September has historically been the worst month of the year for technology stocks. Over the last decade, the Nasdaq 100 Index ($IUXX) (QQQ) has fallen an average of -0.6% during September, the only month of the year with a negative average. The Nasdaq 100 fell -5.7% in the September of 2020 and 2021.
It remains to be seen if September lives up to its reputation, but current market sentiment suggests technology stocks may remain weak. Another reason investors may remain cautious this September is the threats of soaring inflation and aggressive Fed tightening. The Nasdaq 100 Index is down -4.7% in August and has dropped more than -6% over the past three sessions, its biggest three-day decline since mid-June.
Carson Group Holdings said, “between the Fed, inflation, and the conflicting signals were getting about the economy, we’re entering the month of September in a precarious position.” The weakness in technology stocks in September reflects a broad seasonal trend as the month overall has been a bad one for equities. In addition, many analysts cite mutual funds that begin selling losing positions before year-end, which is in September or October for some funds.
Elevated valuations are also a concern for some of the mega-cap technology stocks. Apple (AAPL) trades at 24.7 times estimated earnings, above its 10-year average of 16.7. Also, Microsoft (MSFT) is trading at 25.1 times its estimated earnings, well above its long-term average of 21.5. The Nasdaq 100’s price-earnings ratio is about 5% above its average over the past decade.
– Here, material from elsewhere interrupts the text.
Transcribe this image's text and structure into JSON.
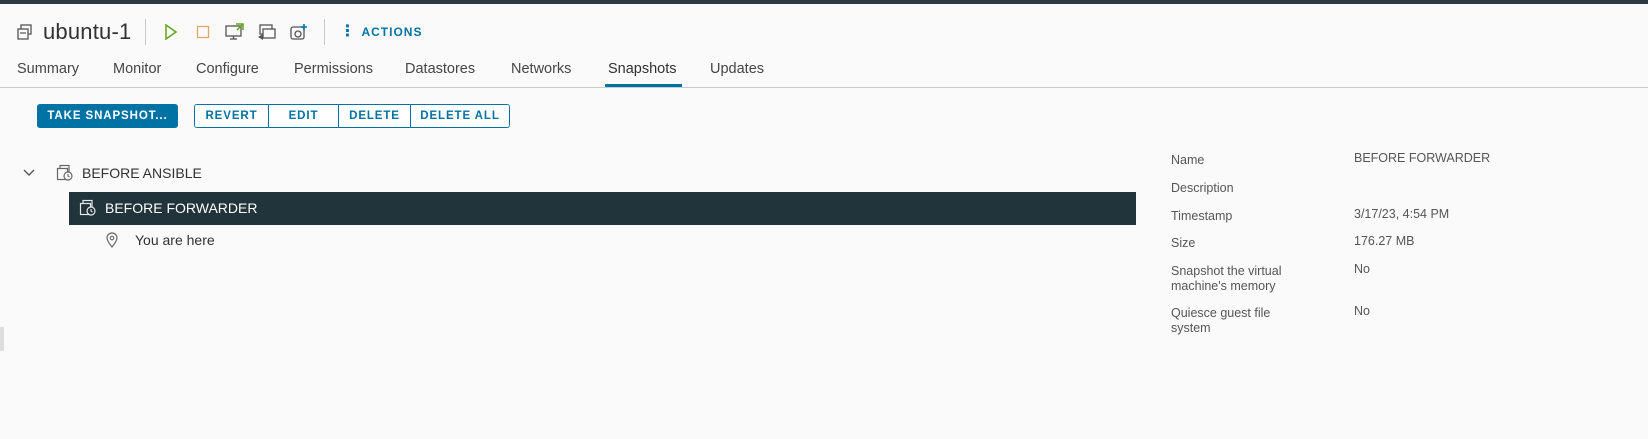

Investors seem to be bracing for more pain in technology stocks. The number of outstanding bearish options contracts on an exchange-traded fund (QQQ) that tracks the Nasdaq 100 spiked on August 19 to the highest level since the aftermath of the dot.com bust and is holding just below that level. However, Carson Group Holdings said, “tech earnings have overall been quite solid, and the fourth quarter of a midterm year is historically very strong, so we could see some positive seasonal headwinds toward the end of the year.”